川崎の臨海部で巨大な斜張橋の建設が進んでいます。主塔と主塔のあいだの長さは日本3番目の規模になる予定。埋立地の一般立ち入りが一部制限されていたエリアも変わる見込みです。

「東扇島」への新たな橋を建設中

 2022年3月12日、神奈川県川崎市の臨海部と東京都の羽田空港エリアを隔てる多摩川に、「多摩川スカイブリッジ」が新規開通しました。多摩川最下流に架かる大きな橋として話題を呼ぶとともに、川崎の臨海部のアクセス性向上にも寄与することが期待されています。
 
 実は川崎の臨海部では、もうひとつ、巨大な架橋計画が進んでいます。


東扇島から水江町とを結ぶ橋の建設現場を望む(乗りものニュース編集部撮影)。

 それは、JFEスチールの工場やエネルギープラントなどがある埋立地の「水江町」と、そのさらに沖合、首都高湾岸線が通る埋立地の「東扇島」をつなぐ臨港道路の建設計画です。この道路には、高く伸びる2本の主塔から斜めに張ったケーブルで橋桁を支える「斜張橋」が架けられます。

 幅400mある京浜運河をまたぐため、中央径間(主塔と主塔のあいだの長さ)は525mが確保されます。径間長で見ると、首都高湾岸線 横浜ベイブリッジの460m、同 鶴見つばさ橋の510mを超え、斜張橋としては日本3番目の長さになります。

 ただ、羽田空港に近いため高さ制限が適用されることから、主塔の高さは98.5mに抑えられます。この高さは鶴見つばさ橋の半分ほど。そのため「(規模のわりには)やや特殊な橋」になると、事業主体の国土交通省 京浜港湾事務所は話します。

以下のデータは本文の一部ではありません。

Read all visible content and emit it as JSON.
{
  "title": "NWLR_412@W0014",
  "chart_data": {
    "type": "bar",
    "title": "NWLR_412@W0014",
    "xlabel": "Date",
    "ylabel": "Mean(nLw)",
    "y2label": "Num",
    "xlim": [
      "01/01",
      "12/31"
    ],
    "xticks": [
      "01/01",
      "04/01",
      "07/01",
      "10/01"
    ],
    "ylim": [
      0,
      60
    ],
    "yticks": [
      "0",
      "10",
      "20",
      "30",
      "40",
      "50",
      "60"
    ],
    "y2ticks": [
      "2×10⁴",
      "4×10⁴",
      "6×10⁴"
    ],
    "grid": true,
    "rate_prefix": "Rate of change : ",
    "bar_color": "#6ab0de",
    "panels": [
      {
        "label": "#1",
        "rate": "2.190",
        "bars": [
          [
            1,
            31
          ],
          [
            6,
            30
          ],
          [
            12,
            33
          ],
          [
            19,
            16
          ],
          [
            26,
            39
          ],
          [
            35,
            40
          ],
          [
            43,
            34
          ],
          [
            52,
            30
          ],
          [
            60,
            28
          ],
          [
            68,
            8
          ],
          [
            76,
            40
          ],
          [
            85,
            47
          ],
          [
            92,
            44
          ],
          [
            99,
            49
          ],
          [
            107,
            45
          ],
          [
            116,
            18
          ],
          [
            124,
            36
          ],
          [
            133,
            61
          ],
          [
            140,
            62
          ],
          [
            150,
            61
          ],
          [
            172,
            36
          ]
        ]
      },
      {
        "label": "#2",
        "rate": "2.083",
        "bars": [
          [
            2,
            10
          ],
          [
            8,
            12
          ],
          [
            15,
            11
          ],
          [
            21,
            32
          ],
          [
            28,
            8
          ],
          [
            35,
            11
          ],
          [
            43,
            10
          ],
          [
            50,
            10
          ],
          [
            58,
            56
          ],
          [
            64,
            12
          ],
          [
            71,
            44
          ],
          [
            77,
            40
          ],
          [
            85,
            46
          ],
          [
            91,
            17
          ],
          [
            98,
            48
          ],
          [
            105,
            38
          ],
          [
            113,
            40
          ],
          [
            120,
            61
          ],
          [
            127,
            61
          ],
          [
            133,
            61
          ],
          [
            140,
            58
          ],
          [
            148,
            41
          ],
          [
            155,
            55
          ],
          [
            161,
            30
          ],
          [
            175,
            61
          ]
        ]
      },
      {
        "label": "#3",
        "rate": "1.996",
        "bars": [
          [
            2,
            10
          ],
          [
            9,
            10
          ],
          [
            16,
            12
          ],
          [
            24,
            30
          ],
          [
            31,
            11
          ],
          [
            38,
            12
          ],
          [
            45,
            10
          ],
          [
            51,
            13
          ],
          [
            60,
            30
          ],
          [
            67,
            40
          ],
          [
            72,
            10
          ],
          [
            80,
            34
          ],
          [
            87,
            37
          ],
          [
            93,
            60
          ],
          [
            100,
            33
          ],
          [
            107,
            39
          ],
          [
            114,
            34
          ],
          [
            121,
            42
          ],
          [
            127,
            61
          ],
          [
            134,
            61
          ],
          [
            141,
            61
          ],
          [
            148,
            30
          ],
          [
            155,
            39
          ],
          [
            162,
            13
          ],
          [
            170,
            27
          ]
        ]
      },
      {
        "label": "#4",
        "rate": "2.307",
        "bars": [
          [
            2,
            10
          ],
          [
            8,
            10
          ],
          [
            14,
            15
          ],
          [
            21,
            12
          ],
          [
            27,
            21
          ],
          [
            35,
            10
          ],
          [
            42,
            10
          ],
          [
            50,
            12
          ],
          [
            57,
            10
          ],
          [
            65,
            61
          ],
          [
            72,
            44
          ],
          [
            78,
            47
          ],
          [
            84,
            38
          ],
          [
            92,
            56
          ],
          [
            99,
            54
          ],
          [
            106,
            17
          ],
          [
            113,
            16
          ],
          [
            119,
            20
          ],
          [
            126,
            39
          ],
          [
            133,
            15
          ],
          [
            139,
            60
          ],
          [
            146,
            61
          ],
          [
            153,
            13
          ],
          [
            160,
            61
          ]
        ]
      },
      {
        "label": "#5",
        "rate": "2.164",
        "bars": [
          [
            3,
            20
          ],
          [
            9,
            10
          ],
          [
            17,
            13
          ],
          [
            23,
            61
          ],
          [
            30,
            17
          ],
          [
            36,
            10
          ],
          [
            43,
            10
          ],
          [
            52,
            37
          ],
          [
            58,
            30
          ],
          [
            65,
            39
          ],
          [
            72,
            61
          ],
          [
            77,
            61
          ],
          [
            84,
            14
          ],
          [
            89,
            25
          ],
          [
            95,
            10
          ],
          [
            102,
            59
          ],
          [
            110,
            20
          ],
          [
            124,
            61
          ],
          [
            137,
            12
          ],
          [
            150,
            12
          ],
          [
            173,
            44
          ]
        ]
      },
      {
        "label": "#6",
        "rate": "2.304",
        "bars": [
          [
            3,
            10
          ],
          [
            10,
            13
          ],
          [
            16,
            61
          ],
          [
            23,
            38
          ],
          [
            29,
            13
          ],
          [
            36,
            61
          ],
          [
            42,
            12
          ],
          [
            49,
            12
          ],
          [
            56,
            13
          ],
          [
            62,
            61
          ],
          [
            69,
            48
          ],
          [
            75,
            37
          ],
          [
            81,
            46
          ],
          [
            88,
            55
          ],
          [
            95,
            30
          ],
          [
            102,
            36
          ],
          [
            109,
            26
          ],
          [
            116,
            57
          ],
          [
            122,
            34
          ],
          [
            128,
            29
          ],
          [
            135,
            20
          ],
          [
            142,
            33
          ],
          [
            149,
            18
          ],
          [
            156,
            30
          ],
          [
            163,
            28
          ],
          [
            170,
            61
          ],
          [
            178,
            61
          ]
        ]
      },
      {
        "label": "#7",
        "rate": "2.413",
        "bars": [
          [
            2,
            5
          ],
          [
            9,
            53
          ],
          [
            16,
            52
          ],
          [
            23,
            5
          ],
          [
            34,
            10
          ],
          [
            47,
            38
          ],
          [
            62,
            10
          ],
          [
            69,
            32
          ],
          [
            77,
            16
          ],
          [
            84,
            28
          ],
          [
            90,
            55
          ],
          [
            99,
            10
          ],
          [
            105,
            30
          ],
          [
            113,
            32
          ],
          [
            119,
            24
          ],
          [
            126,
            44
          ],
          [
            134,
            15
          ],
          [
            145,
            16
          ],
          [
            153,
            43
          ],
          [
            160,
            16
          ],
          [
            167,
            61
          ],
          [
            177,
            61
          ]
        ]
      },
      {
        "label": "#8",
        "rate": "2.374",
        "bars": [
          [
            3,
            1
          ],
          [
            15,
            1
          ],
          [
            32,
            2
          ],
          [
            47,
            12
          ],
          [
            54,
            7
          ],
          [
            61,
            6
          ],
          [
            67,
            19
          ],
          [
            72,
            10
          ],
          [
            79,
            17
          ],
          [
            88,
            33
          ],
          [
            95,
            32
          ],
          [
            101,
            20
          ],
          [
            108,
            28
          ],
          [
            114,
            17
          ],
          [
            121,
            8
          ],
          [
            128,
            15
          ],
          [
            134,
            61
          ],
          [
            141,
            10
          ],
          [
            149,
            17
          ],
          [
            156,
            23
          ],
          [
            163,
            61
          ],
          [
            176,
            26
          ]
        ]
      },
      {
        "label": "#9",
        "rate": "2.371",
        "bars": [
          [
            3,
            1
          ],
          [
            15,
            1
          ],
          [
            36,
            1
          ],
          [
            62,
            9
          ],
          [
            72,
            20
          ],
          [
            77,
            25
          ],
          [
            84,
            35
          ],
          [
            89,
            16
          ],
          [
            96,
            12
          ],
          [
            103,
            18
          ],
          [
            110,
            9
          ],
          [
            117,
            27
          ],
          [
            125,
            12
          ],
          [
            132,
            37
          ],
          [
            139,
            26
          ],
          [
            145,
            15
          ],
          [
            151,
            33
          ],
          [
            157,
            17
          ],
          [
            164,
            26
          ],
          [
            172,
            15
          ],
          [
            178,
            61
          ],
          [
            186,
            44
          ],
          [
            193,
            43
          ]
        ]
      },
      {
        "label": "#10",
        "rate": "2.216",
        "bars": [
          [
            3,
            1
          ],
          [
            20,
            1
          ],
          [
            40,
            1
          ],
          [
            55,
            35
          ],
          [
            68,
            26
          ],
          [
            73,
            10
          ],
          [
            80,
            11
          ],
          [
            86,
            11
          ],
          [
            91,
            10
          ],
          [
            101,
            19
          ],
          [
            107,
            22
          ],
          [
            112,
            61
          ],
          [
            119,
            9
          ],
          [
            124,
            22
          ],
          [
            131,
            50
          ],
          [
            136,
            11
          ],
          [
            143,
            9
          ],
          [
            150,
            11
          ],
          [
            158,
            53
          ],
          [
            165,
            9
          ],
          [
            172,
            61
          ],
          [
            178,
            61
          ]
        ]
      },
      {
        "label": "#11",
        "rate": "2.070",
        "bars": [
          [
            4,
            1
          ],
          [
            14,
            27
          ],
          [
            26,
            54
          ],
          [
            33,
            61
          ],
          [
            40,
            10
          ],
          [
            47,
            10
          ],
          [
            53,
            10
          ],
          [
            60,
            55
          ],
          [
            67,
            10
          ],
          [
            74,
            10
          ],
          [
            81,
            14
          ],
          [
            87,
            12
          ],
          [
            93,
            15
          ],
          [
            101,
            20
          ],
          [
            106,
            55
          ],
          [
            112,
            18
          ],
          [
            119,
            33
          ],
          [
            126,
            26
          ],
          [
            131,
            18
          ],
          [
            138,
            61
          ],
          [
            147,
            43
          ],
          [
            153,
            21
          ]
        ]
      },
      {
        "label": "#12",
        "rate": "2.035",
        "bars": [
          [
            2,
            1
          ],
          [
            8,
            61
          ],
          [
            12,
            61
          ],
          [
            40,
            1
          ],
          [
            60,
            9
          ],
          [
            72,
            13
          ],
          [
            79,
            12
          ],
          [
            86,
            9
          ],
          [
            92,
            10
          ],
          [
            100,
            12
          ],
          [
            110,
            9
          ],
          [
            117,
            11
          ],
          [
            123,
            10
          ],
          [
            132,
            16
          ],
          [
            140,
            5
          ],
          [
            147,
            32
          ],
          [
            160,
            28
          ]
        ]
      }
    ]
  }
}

 さらに、橋から続く東扇島側のアプローチ道路は2手に分かれ、1本は首都高湾岸線に並行する国道357号の東行きに、もう1本は首都高をまたぎ、南側の物流倉庫エリアにそれぞれ取りつきます。現在、首都高を走行していると、左右にその橋脚だけが見えます。

 ただ、この首都高をまたいだ先のエリアは現状、物流関係者や港湾関係者のみで一般車の立ち入りが禁止されています。また、首都高は東京・横浜方面とつながっているものの、並行する国道357号は東扇島の両端が未開通です。

 東扇島は現状、上陸方法自体が非常に限られており、そのなかを走るクルマの多くは物流車です。しかし、この地への新たな架橋計画の背景には、一般人にも大いに関係するプロジェクトがありました。

災害時の超重要拠点になる東扇島

 現状、一般車が東扇島へ上陸する方法は、首都高湾岸線(東扇島出入口)と、川崎駅側の千鳥町地区とを結ぶ「川崎港海底トンネル」に限られます。しかし、トンネルは渋滞が起きているうえ、「地震に弱い」(京浜港湾事務所)ため、川崎駅側とを結ぶもう1本のルートが橋で整備されることになったといいます。

 また、東扇島には「首都圏臨海防災センター」なる岸壁を備えた公園が整備されています。京浜港湾事務所によると、「災害時の救援支援物資は、いったんここへ船で運び込まれ、首都圏各所へ配送されます」とのこと。この機能強化のためにも、川崎駅側とのアクセスを二重化するというわけです。

 なお、橋のアプローチ道路が通じる東扇島南西の物流倉庫エリアは、橋の開通とともに一般開放される予定だそうです。

 また現状、湾岸線より内陸側を並行して走る首都高K1横羽線は、多摩川南岸の大師出入口から、横浜方面の浜川崎出入口までが離れているうえ、浜川崎の出入口にも制限があるため、ルートによっては川崎市街地から海底トンネルを通って東扇島に上陸し、湾岸線を利用するケースもあります。新しい橋は、川崎市街地と首都高のアクセス改善にもつながるでしょう。


川崎港の物流倉庫エリアに立つ橋脚(乗りものニュース編集部撮影)。

 新しい橋を含む臨港道路は、2024年3月の開通が予定されています。いまはまだ橋脚しかできていませんが、あと2年で、橋桁などの上部工を仕上げるといいます。

 ちなみに、実は東扇島と水江町のあいだにはもう1本、海底トンネルが通っていますが、これはJFEスチールの専用道路、つまり「私道」です。一般車は利用できません。